Posted on 23 Nov 2021 @ 3:20pm by Petty Officer 2nd Class Leon Inaros

628 words; about a 3 minute read

The dream always start the same way.

Hey Doc, you think we’ll be having some R&R?

I’m not a doctor, but Ciamu still calls me that. They all do. He’s close to me, so close I can see the patterns of his Trill spots, the way his eyes shine. Joined the Marines to get some experience but he wants to be joined. And wanted to bring some experience to a future Symbiont.

Not just a pretty face, I want to bring more to the relationship.

From there on, the dreams can differ. I can see Ciamu’s face, whole and smiling and then blink and he is beside me, left side burned, half a forehead missing, laughing at me, before it flashes back again. The environment can be different as well.

I like the regular Fleet, they give us rides to fight the baddies…

A starship, one moment whole and we are laughing, shoulder to shoulder. We all laugh and look at each other with disbelief, because we are still alive. We are still breathing.

You know, I have to give it to these regular Fleeters, they’re certainly spoiling for a fight. Maybe we’re rubbing off on them?

A starbase, taking a moment to just catch our breaths, get some proper medical care.

I don’t know why I ignored that on my foot. I know better. I just had other priorities at the moment.

A Klingon ship, eating in the mess. We wolf down the food because we don’t know where the next steady meal will come. We square up to the Klingons as much as we can, join in their jokes. They keep laughing at how short my hair is. So the next day I shave it, go bald, just to make them laugh again.

Pe’vIl mu’qaDmey!

Gaining ground on a planet. It can be any planet, it never matters. I am running between wounded. Klingons get a hypo to get them on their feet, even if they are almost dead.

Better to die like a warrior than a sickly child.

I am meant to do no harm but I do it anyway. Treat the patient, not the disease. It is war. That is the disease.

Tags put on shoulders, where it can’t be seen by the poor sods. Black tag. Always black. I work on those I can, the reds becoming black over time. We keep holding our positions.

I am certain I am dying.

Doc, we’re all dying. Just at different speeds.

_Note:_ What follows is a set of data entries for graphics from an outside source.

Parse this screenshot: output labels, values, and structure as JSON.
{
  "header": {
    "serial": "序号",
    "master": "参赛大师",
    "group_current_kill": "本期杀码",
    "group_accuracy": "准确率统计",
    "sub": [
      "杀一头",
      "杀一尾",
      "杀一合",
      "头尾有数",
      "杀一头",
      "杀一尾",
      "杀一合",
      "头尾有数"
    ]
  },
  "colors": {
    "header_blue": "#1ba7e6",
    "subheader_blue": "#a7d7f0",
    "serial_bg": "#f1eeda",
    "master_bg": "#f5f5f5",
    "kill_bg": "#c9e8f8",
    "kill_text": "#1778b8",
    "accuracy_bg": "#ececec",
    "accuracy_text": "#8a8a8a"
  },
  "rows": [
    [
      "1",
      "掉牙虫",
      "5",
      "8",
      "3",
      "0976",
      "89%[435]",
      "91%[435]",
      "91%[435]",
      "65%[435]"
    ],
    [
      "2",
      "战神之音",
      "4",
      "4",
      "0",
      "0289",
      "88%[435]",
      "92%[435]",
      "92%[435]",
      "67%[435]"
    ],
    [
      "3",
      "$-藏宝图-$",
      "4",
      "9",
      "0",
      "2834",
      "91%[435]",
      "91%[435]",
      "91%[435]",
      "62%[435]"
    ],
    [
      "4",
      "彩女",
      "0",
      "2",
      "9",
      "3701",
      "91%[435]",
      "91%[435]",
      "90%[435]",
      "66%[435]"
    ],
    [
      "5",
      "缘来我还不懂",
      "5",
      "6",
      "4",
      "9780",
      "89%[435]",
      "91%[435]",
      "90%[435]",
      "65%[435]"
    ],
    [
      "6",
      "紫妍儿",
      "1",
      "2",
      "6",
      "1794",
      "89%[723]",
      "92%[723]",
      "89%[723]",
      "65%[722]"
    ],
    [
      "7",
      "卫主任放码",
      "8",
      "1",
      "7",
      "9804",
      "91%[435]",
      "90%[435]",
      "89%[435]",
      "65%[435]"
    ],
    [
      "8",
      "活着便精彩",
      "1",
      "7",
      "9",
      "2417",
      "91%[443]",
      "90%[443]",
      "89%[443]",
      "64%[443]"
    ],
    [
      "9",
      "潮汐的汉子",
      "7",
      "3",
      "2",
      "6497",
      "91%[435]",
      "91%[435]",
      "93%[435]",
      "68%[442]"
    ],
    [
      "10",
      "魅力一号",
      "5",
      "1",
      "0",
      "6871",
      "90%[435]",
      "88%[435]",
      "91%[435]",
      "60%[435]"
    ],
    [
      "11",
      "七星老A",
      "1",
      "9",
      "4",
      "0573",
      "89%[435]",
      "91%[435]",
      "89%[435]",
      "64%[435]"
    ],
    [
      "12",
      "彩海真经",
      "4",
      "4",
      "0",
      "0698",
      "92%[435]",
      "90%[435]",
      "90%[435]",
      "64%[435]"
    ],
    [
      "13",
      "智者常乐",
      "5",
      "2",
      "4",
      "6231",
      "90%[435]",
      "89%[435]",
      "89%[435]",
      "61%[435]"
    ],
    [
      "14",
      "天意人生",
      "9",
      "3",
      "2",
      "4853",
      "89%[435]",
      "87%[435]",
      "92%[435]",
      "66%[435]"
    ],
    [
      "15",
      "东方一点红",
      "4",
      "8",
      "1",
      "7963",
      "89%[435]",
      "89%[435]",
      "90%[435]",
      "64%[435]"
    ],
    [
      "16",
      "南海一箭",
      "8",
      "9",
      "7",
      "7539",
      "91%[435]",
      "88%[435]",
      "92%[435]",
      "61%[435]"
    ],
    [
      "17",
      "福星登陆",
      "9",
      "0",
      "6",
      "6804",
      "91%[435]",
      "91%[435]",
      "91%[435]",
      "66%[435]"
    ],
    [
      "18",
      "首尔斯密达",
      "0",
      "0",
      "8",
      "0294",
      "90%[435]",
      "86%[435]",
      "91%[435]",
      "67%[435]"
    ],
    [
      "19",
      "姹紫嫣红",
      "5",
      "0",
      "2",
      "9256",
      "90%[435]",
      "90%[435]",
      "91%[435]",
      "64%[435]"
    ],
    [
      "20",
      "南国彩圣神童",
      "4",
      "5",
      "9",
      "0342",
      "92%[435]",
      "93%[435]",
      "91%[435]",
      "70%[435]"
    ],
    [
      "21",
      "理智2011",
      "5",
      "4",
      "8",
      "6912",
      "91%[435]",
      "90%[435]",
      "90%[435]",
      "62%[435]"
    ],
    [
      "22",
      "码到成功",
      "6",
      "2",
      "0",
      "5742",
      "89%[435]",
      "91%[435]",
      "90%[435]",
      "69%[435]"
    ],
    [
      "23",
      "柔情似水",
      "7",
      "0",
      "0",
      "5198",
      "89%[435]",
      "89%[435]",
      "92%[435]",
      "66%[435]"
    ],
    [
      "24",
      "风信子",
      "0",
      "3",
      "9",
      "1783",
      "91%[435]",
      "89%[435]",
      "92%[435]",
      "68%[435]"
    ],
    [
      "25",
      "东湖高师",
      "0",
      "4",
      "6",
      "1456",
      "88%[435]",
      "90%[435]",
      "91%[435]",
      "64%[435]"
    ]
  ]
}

The dream ends the same way though.

There’s an explosion. I am thrown to the ground and for a moment I think I am okay.

If I am fine, why are the holes?

Blood seeps through the cracks, soaking the clothing. It starts and keeps coming. Not just the holes. My mouth, my eyes, my ears. I try to scream but I am drowning in my own blood. I look up and grab a passing man. He looks at me with blue eyes, giving a small smile and pats my shoulder. I manage to turn my head.

A black tag.

I look at him again, trying to explain I am not a lost cause. He looks at me and I recognise him.

He’s me.

Dulce et decorum est pro patria mori.

I always wake up screaming.

I’ve never told the counsellors this. A part of me knows I should but I am ashamed. If I say it, it makes it something public, something dirty and real. If I keep it inside…

I am just holding onto the memories.